The creature's smug look evaporated with the rushing roar of water. The cold Hudson River burst forth into Kathy's basement. Kathy kicked toward the open tunnel and the freedom of the river beyond. But the lightning mutant would not be denied. With a parting screech, it pummeled the oncoming water with all its electrical fury. The water bucked and seethed, boiling and churning. Outside Kathy's house, yards away down the beach, a huge fountain of white water soared upward into the air. The fountain fell and melted back into the river. Not a ripple marred the water for several minutes. The silence was deafening. 

"AUNT KATHY!" Tracy's scream from the top of the stairs shattered that stillness and reminded the killers of unfinished business. The green scaly mutant snapped its yellow eyes onto Tracy's pink ones. Before Tracy could do more than stand and turn to run, the creature's crackling electricity caught her square in the back. It slammed into her like a molten sledgehammer and sent her spinning down the hall. 

Tracy groaned in pain. Blurry, indistinct shapes came up the stairs. Now there were three of them. Tracy saw the twinkling blue flame of the short man's flamethrower, the glowing, sickly yellow eyes of the electrical mutant, and a taller, squarer outline of another man. The last man carried a gun, the biggest gun Tracy had ever seen. It was probably as long as Tracy was tall, and looked to weigh as much as her at least. 

"Well, well, looky what we have here." That wheedling, oily voice could not have come from the tall man or the mutant. The blue flame went out with a loud POP. "He told us that Gibbons woman had a kid, but I didn't expect her to be so—pretty." The short man knelt down beside Tracy and ran a greasy hand through her hair. 

"Remember the mission, Smoky." That voice, flat and cold as stone, could only belong to the tall one with the gun. "We were paid to do a job. Finish it."

"Ah, lay off a sec, Mike. Such a pretty girl. Such a waste." 

"Whatever." The tall man turned away, and the greenish gargoyle-looking thing giggled like a bag of nails rattling. "Fun-fun-fun!" was his rejoinder. 

Smoky dropped his extinguished flamethrower to the floor and started running his hands over Tracy's body. He squeezed and pinched, his weight pinning Tracy to the floor. Panic rose in Tracy's throat. The heat from Smoky's body was smothering her. She found the strength to struggle, and began to scream again. Smoky slapped her, but the screaming did not abate. Finally he clapped a hand over Tracy's mouth. "Shut up you little—"

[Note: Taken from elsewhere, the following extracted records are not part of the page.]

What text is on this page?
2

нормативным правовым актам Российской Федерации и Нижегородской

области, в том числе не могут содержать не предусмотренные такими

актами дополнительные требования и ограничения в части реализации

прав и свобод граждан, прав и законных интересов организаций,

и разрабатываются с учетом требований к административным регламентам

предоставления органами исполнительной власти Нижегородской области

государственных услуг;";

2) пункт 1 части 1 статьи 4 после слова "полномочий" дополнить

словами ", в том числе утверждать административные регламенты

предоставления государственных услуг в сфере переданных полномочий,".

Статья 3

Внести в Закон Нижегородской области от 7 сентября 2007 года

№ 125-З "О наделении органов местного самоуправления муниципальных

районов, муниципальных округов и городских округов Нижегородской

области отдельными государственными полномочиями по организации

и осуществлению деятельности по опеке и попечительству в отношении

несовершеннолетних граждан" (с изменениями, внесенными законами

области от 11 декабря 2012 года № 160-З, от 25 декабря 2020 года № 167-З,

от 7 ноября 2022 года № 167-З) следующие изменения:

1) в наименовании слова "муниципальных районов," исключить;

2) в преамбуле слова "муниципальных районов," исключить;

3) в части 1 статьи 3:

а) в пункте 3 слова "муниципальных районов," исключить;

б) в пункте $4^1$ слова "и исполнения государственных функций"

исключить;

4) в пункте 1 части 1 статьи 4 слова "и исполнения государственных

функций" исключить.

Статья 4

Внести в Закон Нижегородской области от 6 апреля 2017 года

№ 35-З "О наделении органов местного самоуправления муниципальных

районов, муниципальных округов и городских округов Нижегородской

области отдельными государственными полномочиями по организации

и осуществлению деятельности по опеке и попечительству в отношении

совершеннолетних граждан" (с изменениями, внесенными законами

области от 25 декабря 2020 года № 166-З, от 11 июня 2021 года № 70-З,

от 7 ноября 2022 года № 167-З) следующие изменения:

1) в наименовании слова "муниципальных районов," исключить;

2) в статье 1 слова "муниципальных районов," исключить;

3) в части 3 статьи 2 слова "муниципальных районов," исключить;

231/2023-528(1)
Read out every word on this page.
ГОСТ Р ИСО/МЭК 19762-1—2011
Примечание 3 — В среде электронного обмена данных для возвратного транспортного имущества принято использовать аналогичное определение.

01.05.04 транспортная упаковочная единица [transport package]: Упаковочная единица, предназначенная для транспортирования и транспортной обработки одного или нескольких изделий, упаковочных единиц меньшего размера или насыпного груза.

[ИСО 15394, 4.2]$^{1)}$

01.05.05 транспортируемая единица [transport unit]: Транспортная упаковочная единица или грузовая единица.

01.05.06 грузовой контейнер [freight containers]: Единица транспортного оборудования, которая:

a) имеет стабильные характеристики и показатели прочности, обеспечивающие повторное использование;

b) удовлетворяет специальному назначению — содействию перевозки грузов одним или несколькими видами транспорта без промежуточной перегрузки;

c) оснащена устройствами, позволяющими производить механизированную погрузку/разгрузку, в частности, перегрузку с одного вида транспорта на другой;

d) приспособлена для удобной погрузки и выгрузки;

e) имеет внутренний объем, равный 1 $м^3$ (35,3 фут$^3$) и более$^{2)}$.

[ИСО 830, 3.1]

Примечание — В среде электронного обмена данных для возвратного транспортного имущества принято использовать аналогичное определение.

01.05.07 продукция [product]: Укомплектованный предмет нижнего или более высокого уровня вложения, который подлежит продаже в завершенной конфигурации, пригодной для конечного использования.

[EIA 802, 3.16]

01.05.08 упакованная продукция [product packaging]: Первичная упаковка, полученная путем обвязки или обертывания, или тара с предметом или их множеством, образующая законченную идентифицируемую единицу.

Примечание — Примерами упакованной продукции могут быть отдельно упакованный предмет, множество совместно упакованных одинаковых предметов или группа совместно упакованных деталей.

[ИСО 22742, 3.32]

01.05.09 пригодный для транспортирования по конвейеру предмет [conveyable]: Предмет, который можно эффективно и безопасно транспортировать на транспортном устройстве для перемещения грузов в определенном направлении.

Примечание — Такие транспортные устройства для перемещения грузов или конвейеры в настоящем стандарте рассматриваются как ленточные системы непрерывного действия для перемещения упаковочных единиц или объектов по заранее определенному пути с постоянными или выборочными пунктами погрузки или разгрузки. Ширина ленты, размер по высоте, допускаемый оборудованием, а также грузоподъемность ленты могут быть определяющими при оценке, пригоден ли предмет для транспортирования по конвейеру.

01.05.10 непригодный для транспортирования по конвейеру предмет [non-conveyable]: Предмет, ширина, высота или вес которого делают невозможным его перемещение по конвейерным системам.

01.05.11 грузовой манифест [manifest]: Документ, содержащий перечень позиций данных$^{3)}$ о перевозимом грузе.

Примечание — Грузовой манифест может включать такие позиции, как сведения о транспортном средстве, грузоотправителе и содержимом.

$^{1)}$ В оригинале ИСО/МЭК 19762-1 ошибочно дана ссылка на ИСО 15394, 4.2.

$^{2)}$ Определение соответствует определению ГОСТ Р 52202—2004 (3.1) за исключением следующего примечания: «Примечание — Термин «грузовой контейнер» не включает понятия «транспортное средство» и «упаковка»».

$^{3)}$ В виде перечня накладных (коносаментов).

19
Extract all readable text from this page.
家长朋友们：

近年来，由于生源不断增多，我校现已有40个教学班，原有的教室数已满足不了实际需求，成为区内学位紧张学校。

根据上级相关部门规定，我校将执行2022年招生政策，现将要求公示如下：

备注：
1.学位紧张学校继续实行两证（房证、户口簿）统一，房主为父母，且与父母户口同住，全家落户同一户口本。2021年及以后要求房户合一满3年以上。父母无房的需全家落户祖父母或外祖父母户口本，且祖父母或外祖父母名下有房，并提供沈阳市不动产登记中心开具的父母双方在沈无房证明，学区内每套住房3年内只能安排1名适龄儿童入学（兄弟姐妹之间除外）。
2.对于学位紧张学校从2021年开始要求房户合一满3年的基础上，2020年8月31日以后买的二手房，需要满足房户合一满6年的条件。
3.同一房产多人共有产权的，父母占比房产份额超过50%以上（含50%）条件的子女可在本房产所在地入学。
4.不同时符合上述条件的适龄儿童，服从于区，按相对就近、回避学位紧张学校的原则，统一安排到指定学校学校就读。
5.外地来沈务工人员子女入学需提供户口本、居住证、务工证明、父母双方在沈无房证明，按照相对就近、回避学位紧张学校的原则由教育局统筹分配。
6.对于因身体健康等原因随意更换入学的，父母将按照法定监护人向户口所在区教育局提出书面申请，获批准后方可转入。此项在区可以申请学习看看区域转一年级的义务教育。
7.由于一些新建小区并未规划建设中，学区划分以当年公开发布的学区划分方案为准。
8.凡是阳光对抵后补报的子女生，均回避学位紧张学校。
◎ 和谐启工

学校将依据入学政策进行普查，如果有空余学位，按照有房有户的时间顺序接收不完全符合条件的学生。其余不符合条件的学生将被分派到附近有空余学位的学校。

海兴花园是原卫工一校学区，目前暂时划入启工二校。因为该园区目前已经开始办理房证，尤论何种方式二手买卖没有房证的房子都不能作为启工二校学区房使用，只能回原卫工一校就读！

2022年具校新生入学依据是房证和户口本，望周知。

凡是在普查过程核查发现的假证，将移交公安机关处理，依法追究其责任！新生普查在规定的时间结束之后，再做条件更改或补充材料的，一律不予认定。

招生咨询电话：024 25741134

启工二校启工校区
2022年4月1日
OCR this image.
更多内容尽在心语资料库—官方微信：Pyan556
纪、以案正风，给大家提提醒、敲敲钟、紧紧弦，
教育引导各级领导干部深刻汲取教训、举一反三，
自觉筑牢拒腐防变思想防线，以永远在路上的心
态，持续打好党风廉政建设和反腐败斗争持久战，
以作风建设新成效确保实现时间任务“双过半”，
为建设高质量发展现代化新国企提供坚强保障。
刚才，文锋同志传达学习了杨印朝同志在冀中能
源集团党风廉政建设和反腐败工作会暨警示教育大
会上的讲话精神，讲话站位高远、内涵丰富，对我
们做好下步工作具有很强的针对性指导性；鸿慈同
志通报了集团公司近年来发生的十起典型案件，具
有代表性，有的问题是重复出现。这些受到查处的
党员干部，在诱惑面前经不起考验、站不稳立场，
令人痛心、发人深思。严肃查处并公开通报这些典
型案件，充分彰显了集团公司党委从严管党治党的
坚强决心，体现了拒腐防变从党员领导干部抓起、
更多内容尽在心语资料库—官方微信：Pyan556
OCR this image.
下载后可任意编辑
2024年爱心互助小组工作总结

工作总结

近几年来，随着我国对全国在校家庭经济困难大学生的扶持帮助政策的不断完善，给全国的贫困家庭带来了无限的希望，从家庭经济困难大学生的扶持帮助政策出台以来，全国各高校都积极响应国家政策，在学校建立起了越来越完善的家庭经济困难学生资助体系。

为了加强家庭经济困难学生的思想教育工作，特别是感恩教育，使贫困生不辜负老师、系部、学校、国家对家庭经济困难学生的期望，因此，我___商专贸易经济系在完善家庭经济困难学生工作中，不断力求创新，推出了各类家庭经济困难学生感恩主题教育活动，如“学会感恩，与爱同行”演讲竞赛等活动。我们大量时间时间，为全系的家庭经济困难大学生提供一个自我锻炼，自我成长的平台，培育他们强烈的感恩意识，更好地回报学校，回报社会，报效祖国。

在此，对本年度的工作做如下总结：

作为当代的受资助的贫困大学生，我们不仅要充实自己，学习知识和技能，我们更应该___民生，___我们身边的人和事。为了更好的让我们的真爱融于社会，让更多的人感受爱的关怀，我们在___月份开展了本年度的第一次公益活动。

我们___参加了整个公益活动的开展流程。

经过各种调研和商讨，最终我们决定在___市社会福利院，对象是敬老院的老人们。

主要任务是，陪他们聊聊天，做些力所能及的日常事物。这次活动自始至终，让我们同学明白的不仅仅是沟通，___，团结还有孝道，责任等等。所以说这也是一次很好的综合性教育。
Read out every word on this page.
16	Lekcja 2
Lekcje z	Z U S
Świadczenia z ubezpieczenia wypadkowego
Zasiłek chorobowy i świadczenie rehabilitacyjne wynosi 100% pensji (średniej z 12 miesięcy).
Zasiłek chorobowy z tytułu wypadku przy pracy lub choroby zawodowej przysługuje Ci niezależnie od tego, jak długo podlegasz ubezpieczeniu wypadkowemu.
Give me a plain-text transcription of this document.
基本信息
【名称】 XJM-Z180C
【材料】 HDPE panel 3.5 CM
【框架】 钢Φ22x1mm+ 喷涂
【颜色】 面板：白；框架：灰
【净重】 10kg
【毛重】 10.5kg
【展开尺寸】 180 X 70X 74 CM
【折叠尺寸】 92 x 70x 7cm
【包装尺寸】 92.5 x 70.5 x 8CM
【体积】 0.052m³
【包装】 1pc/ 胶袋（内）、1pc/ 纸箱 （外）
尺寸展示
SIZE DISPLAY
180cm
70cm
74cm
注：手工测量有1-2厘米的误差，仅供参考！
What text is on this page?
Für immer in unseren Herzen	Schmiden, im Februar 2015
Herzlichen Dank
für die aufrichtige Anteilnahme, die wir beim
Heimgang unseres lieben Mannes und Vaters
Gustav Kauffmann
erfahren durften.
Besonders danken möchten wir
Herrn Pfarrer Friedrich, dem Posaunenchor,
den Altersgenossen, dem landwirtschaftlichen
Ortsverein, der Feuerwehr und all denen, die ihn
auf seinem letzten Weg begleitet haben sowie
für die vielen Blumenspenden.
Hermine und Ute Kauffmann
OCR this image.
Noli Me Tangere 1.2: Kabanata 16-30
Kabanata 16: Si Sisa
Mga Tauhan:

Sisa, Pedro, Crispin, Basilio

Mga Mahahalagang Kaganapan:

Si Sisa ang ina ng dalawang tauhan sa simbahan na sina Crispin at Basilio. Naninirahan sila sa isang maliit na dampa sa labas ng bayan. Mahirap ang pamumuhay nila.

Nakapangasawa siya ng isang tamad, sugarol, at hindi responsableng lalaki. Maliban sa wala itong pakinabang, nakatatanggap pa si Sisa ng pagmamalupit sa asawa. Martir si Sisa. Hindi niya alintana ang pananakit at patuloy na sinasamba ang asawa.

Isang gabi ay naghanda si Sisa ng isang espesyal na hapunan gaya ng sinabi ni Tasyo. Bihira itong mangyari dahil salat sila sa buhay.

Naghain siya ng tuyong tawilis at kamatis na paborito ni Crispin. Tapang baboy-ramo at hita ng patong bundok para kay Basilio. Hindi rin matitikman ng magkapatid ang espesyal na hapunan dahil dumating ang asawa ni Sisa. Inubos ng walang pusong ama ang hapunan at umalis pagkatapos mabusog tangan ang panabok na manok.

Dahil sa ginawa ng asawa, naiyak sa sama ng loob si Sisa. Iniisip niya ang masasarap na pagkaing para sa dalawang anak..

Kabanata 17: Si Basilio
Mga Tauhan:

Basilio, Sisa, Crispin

Smoky's next words were cut off in a scream of his own as Tracy bit down hard. The sound of Tracy's heartbeat drowned out Smoky's scream from her ears. For a split instant, all there was in Tracy's universe was that heartbeat, and the liquid warmth that poured into her mouth. The warmth! The HEAT! 

(PULL!)

Smoky's screams redoubled and shattered the next two octaves as Tracy's power sucked the living warmth from his body through his hand. The fingers went white, then blue, and finally purple. He surged up and began to thrash around, flailing the girl like a vicious dog that refused to let go. When Smoky's knees buckled, they both went down. Smoky's shrieks of agony dwindled to a wheezing gurgle. Tracy opened her eyes in time to see the butt of the big man's gun descending. Then all was darkness. Tracy struggled inside to keep a grip on the world. 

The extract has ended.